Asegúrense de que nadie deje de alcanzar la gracia de Dios; de que ninguna raíz amarga brote y cause dificultades y corrompa a muchos;
Hebreos 12:15
Mientras empecé a reflexionar sobre este tema, pensaba que podría ocasionar que mi corazón tuviera raíces de amargura, que me cause dificultades, que pudiera afectar mi relación primeramente con Dios y con las personas a mi alrededor. Yo pensaba que no había nada guardado, nada secreto ni oculto, nada pendiente. Que equivocada estaba, La Palabra de Dios es tan real, como dice penetra hasta los huesos, detecta la enfermedad y raspa la herida hasta quitar la infección, duele mucho. Pero luego el derrama ungüento de amor y poco a poco nos cura.
Sabemos que la raíz va por debajo de la tierra, no se ve, las raíces están ocultas, lo mismo va pasando con estas en nuestras vidas, tan ocultas pero forman parte de nosotros. Va creciendo hasta tomar fuerza.

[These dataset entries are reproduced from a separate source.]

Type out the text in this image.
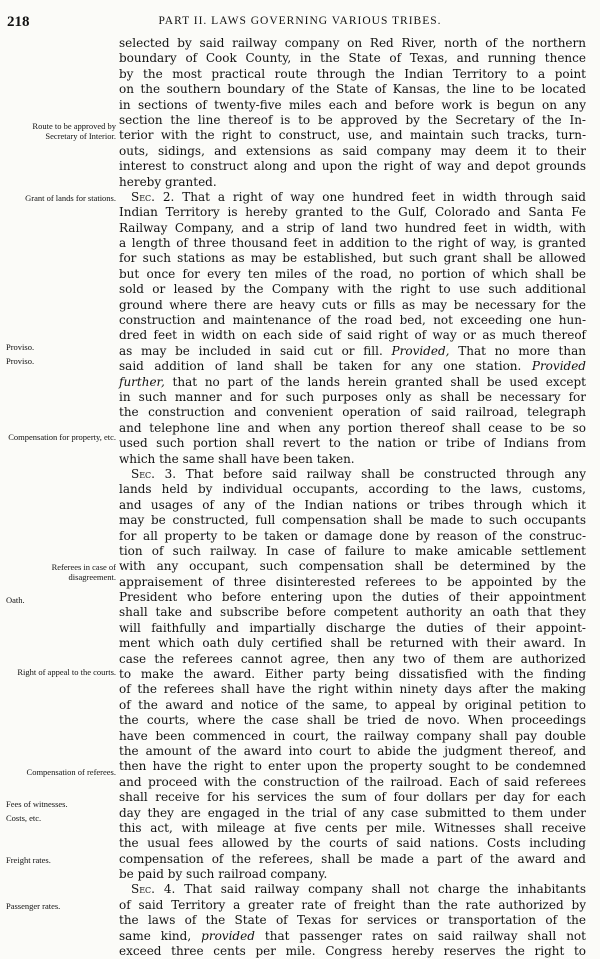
218	PART II. LAWS GOVERNING VARIOUS TRIBES.
Route to be approved by Secretary of Interior.
Grant of lands for stations.
Proviso.
Proviso.
Compensation for property, etc.
Referees in case of disagreement.
Oath.
Right of appeal to the courts.
Compensation of referees.
Fees of witnesses.
Costs, etc.
Freight rates.
Passenger rates.
selected by said railway company on Red River, north of the northern
boundary of Cook County, in the State of Texas, and running thence
by the most practical route through the Indian Territory to a point
on the southern boundary of the State of Kansas, the line to be located
in sections of twenty-five miles each and before work is begun on any
section the line thereof is to be approved by the Secretary of the In-
terior with the right to construct, use, and maintain such tracks, turn-
outs, sidings, and extensions as said company may deem it to their
interest to construct along and upon the right of way and depot grounds
hereby granted.
Sec. 2. That a right of way one hundred feet in width through said
Indian Territory is hereby granted to the Gulf, Colorado and Santa Fe
Railway Company, and a strip of land two hundred feet in width, with
a length of three thousand feet in addition to the right of way, is granted
for such stations as may be established, but such grant shall be allowed
but once for every ten miles of the road, no portion of which shall be
sold or leased by the Company with the right to use such additional
ground where there are heavy cuts or fills as may be necessary for the
construction and maintenance of the road bed, not exceeding one hun-
dred feet in width on each side of said right of way or as much thereof
as may be included in said cut or fill. Provided, That no more than
said addition of land shall be taken for any one station. Provided
further, that no part of the lands herein granted shall be used except
in such manner and for such purposes only as shall be necessary for
the construction and convenient operation of said railroad, telegraph
and telephone line and when any portion thereof shall cease to be so
used such portion shall revert to the nation or tribe of Indians from
which the same shall have been taken.
Sec. 3. That before said railway shall be constructed through any
lands held by individual occupants, according to the laws, customs,
and usages of any of the Indian nations or tribes through which it
may be constructed, full compensation shall be made to such occupants
for all property to be taken or damage done by reason of the construc-
tion of such railway. In case of failure to make amicable settlement
with any occupant, such compensation shall be determined by the
appraisement of three disinterested referees to be appointed by the
President who before entering upon the duties of their appointment
shall take and subscribe before competent authority an oath that they
will faithfully and impartially discharge the duties of their appoint-
ment which oath duly certified shall be returned with their award. In
case the referees cannot agree, then any two of them are authorized
to make the award. Either party being dissatisfied with the finding
of the referees shall have the right within ninety days after the making
of the award and notice of the same, to appeal by original petition to
the courts, where the case shall be tried de novo. When proceedings
have been commenced in court, the railway company shall pay double
the amount of the award into court to abide the judgment thereof, and
then have the right to enter upon the property sought to be condemned
and proceed with the construction of the railroad. Each of said referees
shall receive for his services the sum of four dollars per day for each
day they are engaged in the trial of any case submitted to them under
this act, with mileage at five cents per mile. Witnesses shall receive
the usual fees allowed by the courts of said nations. Costs including
compensation of the referees, shall be made a part of the award and
be paid by such railroad company.
Sec. 4. That said railway company shall not charge the inhabitants
of said Territory a greater rate of freight than the rate authorized by
the laws of the State of Texas for services or transportation of the
same kind, provided that passenger rates on said railway shall not
exceed three cents per mile. Congress hereby reserves the right to
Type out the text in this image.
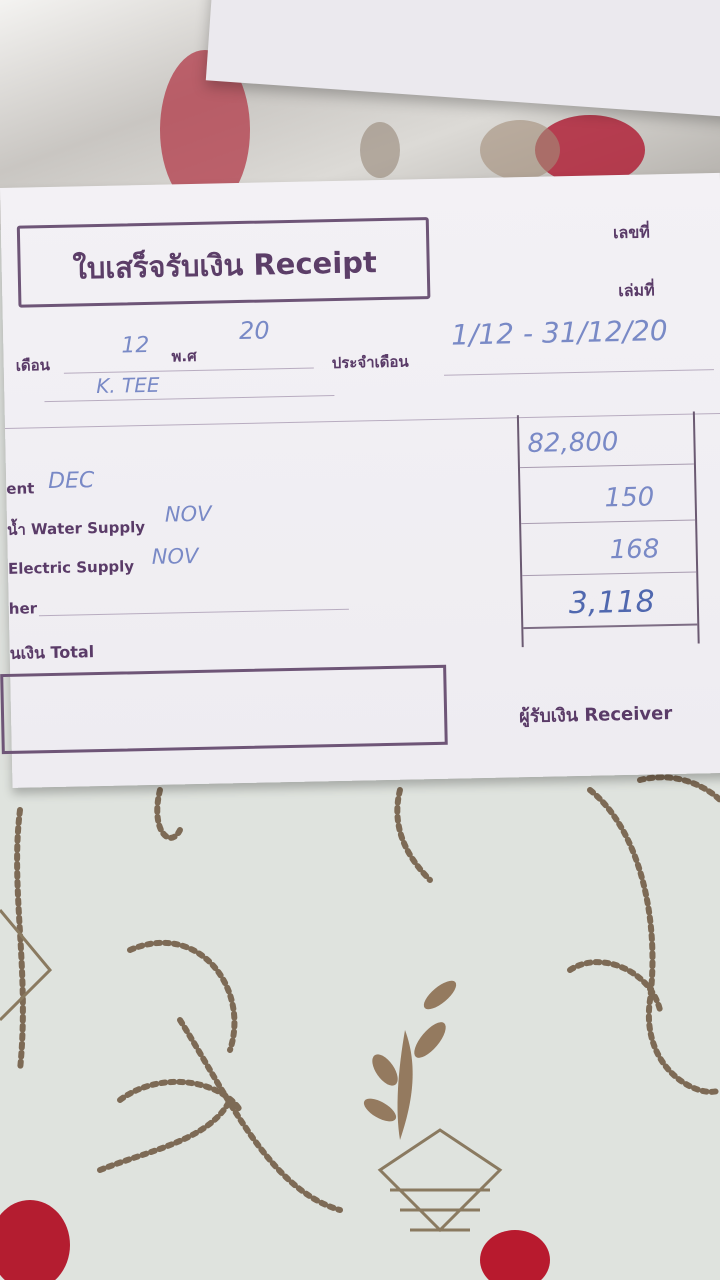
ใบเสร็จรับเงิน Receipt
เลขที่
เล่มที่
เดือน
12 พ.ศ
20
K. TEE
ประจำเดือน
1/12 - 31/12/20
ent DEC
น้ำ Water Supply
NOV
Electric Supply NOV
her
นเงิน Total
82,800
150
168
3,118
ผู้รับเงิน Receiver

Algo que nos ocasiona amargura, nos daña la vida y nos enferma es la falta de perdón, pensamos que porque no se tocó más, tal o cual tema todo está bien, nos hacemos los ciegos ante situaciones que nos han dañado, ocultamos las cosas hasta tal punto que ni las recordamos, pero ahí está dentro de nosotros en algún lugar, haciéndonos daño.
¿Cómo arrancamos está raíz? La única forma es perdonando y para hacerlo debemos enfrentar la situación, pidiéndole perdón a Dios por haber guardado resentimiento, a lo mejor odio, cólera, ira, tristeza, dolor a lo mejor no a quien te lastimó pero si a la vida.
Perdona y libérate.
Perdona y libérate.
¿Fácil? Claro que no, pero con la ayuda del Santo Espíritu de Dios si se puede.
Ve y busca a quien te dañó o a quien tu dañaste y sólo pide perdón o perdona, el Todo Poderoso va contigo. Jesucristo siendo quien era, nos perdonó a nosotros sin merecerlo ¿Quiénes somo nosotros para no hacerlo?
El amar como el perdonar es un mandato bíblico. ¿Qué harás con esta verdad?